Policy makers are wasting money trying to make capitation work, Michael Watson says.
An article in The Times last week claimed Whitehall wastes £500 million a year on ‘rehashed policies’ – could this apply to dentistry?
Civil servants, it said, ‘waste up to half a billion pounds a year rehashing policy plans that their predecessors had dismissed as unworkable’.
Turning to dentistry, we might reasonably ask where the ‘policy plan’ that was the UDA sprang from, back in 2004, the year I left the BDA.
The idea behind the UDA was to move from payment by item of treatment to payment by course of treatment.
By then the fee scale (or Statement of Dental Remuneration – SDR) was a complex, but sophisticated guide to what items could be claimed (with or without prior approval), what each item consisted of and how often it could be claimed.
It had been in existence since 1948 and was administered by the Dental Practice Board (DPB), which approved (or not) each item of treatment before paying the dentist.

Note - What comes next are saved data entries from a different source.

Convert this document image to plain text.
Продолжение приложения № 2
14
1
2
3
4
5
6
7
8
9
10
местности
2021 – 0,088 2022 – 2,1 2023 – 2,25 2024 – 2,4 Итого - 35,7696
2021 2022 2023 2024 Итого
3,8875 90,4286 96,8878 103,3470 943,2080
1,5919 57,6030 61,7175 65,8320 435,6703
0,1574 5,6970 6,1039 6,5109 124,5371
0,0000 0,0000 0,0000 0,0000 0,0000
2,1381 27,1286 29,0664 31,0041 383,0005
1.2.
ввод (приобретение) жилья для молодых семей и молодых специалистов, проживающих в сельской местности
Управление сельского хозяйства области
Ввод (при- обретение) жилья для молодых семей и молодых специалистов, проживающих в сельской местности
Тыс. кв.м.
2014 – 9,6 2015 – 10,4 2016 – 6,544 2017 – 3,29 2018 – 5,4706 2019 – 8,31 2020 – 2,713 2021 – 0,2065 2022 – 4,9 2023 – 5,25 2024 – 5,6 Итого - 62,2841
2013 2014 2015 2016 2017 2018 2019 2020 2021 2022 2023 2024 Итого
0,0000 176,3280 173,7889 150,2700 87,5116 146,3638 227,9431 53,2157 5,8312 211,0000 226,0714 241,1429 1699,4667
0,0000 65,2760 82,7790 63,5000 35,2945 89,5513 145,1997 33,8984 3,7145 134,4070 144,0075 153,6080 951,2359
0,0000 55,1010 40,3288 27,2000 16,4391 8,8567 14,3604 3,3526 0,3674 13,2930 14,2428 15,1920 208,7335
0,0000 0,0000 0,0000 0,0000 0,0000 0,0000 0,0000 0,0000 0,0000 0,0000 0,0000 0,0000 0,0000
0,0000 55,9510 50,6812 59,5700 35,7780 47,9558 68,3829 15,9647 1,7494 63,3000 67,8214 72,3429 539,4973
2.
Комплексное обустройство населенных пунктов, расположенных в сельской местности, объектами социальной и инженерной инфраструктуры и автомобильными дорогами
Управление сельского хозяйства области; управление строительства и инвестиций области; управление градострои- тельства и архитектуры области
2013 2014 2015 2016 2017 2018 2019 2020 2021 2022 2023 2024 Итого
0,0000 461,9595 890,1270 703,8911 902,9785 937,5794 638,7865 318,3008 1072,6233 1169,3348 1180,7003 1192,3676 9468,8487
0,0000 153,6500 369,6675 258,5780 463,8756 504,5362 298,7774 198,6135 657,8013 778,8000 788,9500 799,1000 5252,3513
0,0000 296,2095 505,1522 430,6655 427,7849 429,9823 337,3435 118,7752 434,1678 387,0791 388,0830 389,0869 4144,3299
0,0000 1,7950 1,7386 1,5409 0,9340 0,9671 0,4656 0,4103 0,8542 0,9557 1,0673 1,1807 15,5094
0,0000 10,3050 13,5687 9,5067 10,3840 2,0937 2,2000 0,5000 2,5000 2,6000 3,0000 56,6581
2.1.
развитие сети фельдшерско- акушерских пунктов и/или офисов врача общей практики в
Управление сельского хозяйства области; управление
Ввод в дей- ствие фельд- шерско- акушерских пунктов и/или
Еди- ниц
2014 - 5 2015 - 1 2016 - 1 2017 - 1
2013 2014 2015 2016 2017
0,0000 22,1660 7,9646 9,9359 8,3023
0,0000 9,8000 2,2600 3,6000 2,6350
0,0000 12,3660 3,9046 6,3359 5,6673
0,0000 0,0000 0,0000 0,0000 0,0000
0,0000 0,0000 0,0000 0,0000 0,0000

It had experienced what happened when the fee scale was changed, as in 1990, when many items were added and prior approval all but abolished by restricting it to courses of treatment valued over £500, initially.
Put bluntly, the consequence was an overspent budget reined in by a 7% fee cut in 1992 and prior approval imposed on courses of treatment over £200.
In 2006 these 400+ items of treatment were converted in only four different courses of treatment, with the dentist deciding what should be in each course.
Was this radical change evaluated and the consequences examined?
Was nearly six decades of collective knowledge at the DPB used to predict what might happen under the new system?
I can only guess that the answer to these questions was ‘no’ otherwise the UDA system would have been strangled at birth.
Or take the example of patient registration, introduced in 1990, with monthly payments made per patient registered.
The numbers registered across the country barely changed from month to month, with about half a million leaving registrations and half a million being taken on each month.
Each practice had decided how many patients they could look after properly and were offering continuity of care to these.
That was fine if you, as a patient, were on a list, but not so good if you were not, hence the growing public demand for better access to NHS dentistry in some areas.
The end of registration
The answer was to abolish registration and thus, they hoped, closed lists.
Everyone could be seen whether they had been seen at the practice before or not.
That didn’t happen and numbers seen are near the levels of 2006 10 years later.
Again, the lessons of the past were not learned.
Fast forward now to 2017 when the prototype contracts are based in part on capitation.
The previous experience of capitation for children, based on pilot studies, lasted barely five years before it had to be radically changed to include some items of service for filings and extractions, a hybrid that existed until 2006.
Capitation is indeed a policy plan that previously planners ‘had dismissed as unworkable’.
How much more money must be wasted, before the penny drops that it won’t work?